More Health Care Spending Doesn't Always Mean Better Outcomes
The old adage “you get what you pay for” doesn’t seem to hold true in health care: Researchers have found that patients who get expensive tests and procedures are just as likely to be readmitted or die as are those who don’t have all that care.
The discovery was made by investigators led by Harvard Medical School and the Harvard T.H. Chan School of Public Health.
The finding, published in JAMA Internal Medicine, is believed to be the first to examine the impact of individual physicians’ spending patterns on patient outcomes.
“If you spend more money on a car or a TV, you tend to get a nicer car or a better TV,” said study senior author Anupam B. Jena, the Ruth L. Newhouse Associate Professor of Health Care Policy at Harvard Medical School. “Our findings show that’s not the case when it comes to medical care. Spending more doesn’t always mean you get better health.”
Research on variation in spending and outcomes between geographic regions and between hospitals has produced mixed results, but most evidence suggests that greater spending does not reliably translate into better outcomes.
What has been missing from the picture, the authors said, is how individual physician spending within the same hospital translates into patient health. That insight, the researchers added, is a key piece of the puzzle because individual doctors make most of the clinical decisions that drive spending and affect outcomes.
“Before now, most of the research and efforts aimed at cutting spending and improving the value of care have been aimed at hospitals, health systems and groups of doctors,” said the lead author Yusuke Tsugawa, a research associate at the Harvard T.H. Chan School of Public Health. “The differences between hospitals and regions are important, but they’re only part of the puzzle.
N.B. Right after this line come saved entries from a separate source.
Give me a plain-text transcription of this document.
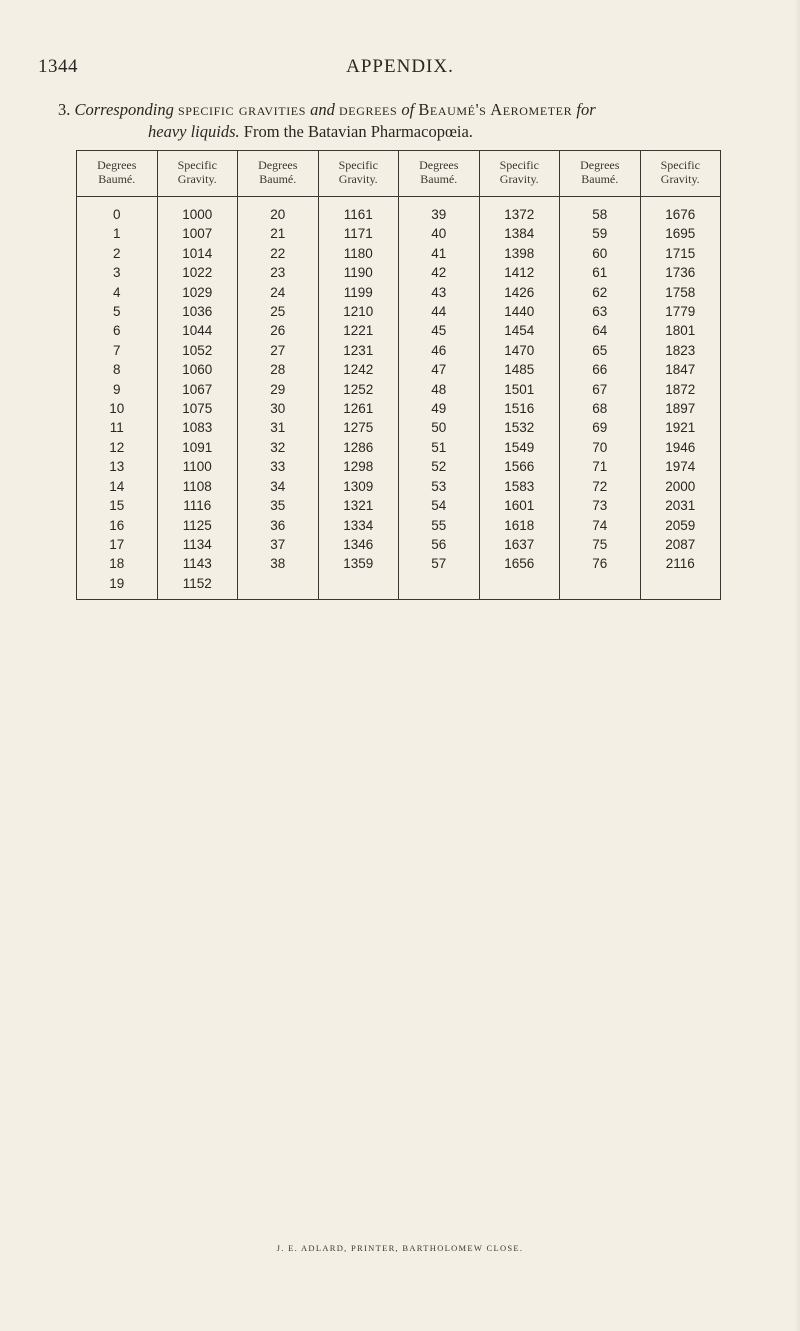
1344	APPENDIX.
3. Corresponding specific gravities and degrees of Beaumé's Aerometer for
heavy liquids. From the Batavian Pharmacopœia.
Degrees Baumé.	Specific Gravity.	Degrees Baumé.	Specific Gravity.	Degrees Baumé.	Specific Gravity.	Degrees Baumé.	Specific Gravity.
0	1000	20	1161	39	1372	58	1676
1	1007	21	1171	40	1384	59	1695
2	1014	22	1180	41	1398	60	1715
3	1022	23	1190	42	1412	61	1736
4	1029	24	1199	43	1426	62	1758
5	1036	25	1210	44	1440	63	1779
6	1044	26	1221	45	1454	64	1801
7	1052	27	1231	46	1470	65	1823
8	1060	28	1242	47	1485	66	1847
9	1067	29	1252	48	1501	67	1872
10	1075	30	1261	49	1516	68	1897
11	1083	31	1275	50	1532	69	1921
12	1091	32	1286	51	1549	70	1946
13	1100	33	1298	52	1566	71	1974
14	1108	34	1309	53	1583	72	2000
15	1116	35	1321	54	1601	73	2031
16	1125	36	1334	55	1618	74	2059
17	1134	37	1346	56	1637	75	2087
18	1143	38	1359	57	1656	76	2116
19	1152						
J. E. ADLARD, PRINTER, BARTHOLOMEW CLOSE.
Our findings show how important it is to consider the differences between individual doctors in any effort to improve health care.”
The researchers analyzed outcomes among Medicare fee-for-service patients aged 65 years and older who were hospitalized for a nonelective medical condition and treated by an internist between 2011 and 2014.
Health care spending varied more across individual physicians within a single hospital than across hospitals, even after accounting for differences between hospitals and patient populations, the data showed.
Overall, 8.4 percent of the total variation in health care spending could be explained by differences between individual physicians, compared to 7 percent explained by differences between hospitals.
Next, researchers examined the link between physician spending and patient outcomes.
When they compared lower- and higher-spending physicians, the researchers found no difference in 30-day patient mortality, nor did they see a difference in readmissions, two factors regarded as key measures of quality of care.